The classification criteria also include eight weighted inclusion criteria. Patients, for example, scored inclusion points in the serum IgG4 domain based on how high their IgG4 levels were. In addition, an uninformative biopsy was worth zero points, but other observations gave more points. With kidneys, for example, maximum points were given for renal pelvis thickening and fewer points for hypocomplementemia. Patients received maximum points for the presence of circumferential or anterolateral soft tissue around the renal aorta or iliac arteries. Dr. Stone emphasized this radiologic pattern in the kidneys makes him highly suspicious of IgG4-RD.
The draft IgG4-RD classification criteria target a specificity of >90% & a sensitivity of >80%.
20-Point Threshold
Through a process of multicriteria decision analysis facilitated by 1000minds software, the working group established a minimum preliminary threshold of 20 points for the IgG4-RD classification criteria. They then evaluated 908 new cases and mimickers in the validation and testing phase of the effort to determine how the 20-point threshold would fare in a new set of patients. They found it had a sensitivity of 85.5% and a specificity of 99.2%. “I think given the protean, multi-organ nature of this disease, this is extraordinary,” said Dr. Stone.

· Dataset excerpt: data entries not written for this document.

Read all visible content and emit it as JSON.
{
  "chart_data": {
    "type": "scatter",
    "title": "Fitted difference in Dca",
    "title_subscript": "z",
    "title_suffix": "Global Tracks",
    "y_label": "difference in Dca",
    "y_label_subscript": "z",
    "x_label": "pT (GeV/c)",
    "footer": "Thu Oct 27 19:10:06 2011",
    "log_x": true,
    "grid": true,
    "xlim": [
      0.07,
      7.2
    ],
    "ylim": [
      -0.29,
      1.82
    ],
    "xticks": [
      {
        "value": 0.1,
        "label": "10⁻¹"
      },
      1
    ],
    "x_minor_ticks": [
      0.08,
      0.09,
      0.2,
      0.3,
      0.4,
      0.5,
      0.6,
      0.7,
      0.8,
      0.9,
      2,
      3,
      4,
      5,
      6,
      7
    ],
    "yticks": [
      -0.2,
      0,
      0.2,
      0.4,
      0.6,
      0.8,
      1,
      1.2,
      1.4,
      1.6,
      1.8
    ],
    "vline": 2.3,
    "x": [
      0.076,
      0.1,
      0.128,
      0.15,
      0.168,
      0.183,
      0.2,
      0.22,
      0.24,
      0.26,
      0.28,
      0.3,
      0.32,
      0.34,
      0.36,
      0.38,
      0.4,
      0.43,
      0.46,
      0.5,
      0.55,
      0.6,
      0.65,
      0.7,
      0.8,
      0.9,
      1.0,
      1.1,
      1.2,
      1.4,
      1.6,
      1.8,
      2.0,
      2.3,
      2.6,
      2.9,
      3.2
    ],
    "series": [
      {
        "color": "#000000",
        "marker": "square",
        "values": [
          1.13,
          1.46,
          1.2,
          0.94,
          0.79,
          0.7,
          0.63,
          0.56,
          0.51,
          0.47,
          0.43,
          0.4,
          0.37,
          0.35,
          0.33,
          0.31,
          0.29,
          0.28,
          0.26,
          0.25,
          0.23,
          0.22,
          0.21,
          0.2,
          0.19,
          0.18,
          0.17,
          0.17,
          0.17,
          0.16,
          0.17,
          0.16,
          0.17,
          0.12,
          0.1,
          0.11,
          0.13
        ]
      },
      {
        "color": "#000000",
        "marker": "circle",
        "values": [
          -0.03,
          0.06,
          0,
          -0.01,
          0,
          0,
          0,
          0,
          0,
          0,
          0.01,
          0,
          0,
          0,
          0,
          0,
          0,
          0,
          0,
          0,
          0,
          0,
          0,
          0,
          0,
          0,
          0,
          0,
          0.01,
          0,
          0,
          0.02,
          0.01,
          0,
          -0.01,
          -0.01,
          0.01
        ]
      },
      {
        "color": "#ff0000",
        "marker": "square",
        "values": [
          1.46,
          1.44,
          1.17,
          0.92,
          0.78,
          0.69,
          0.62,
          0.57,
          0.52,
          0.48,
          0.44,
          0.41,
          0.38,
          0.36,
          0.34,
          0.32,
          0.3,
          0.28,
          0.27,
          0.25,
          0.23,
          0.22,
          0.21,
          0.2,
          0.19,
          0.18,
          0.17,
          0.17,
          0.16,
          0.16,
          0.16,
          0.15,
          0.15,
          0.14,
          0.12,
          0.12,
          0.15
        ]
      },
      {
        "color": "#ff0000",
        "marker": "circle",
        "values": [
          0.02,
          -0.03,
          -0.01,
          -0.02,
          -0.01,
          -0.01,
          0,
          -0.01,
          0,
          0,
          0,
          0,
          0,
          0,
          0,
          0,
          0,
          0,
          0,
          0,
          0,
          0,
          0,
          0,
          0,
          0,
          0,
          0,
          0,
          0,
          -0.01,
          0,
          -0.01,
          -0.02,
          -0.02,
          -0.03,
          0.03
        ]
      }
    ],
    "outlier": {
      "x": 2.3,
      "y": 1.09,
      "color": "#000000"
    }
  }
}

When the working group used the inclusion criteria, but removed the exclusion criteria, they found the specificity decreased to 88.5% and the sensitivity increased to 90%. Thus, although the exclusion criteria are important, the inclusion criteria are also useful. Dr. Stone reminded the audience that classification criteria are not diagnostic criteria. Thus, if a healthcare provider feels a patient has IgG4-RD, then that patient should be treated for IgG4-RD.
He concluded by stating rheumatologists have come a long way in 10–15 years, as indicated by the draft classification criteria—the first ACR criteria drafted to involve specific exclusion criteria. The goal is to use the classification criteria to accelerate the pace of progress in understanding IgG4-RD.
Lara C. Pullen, PhD, is a medical writer based in the Chicago area.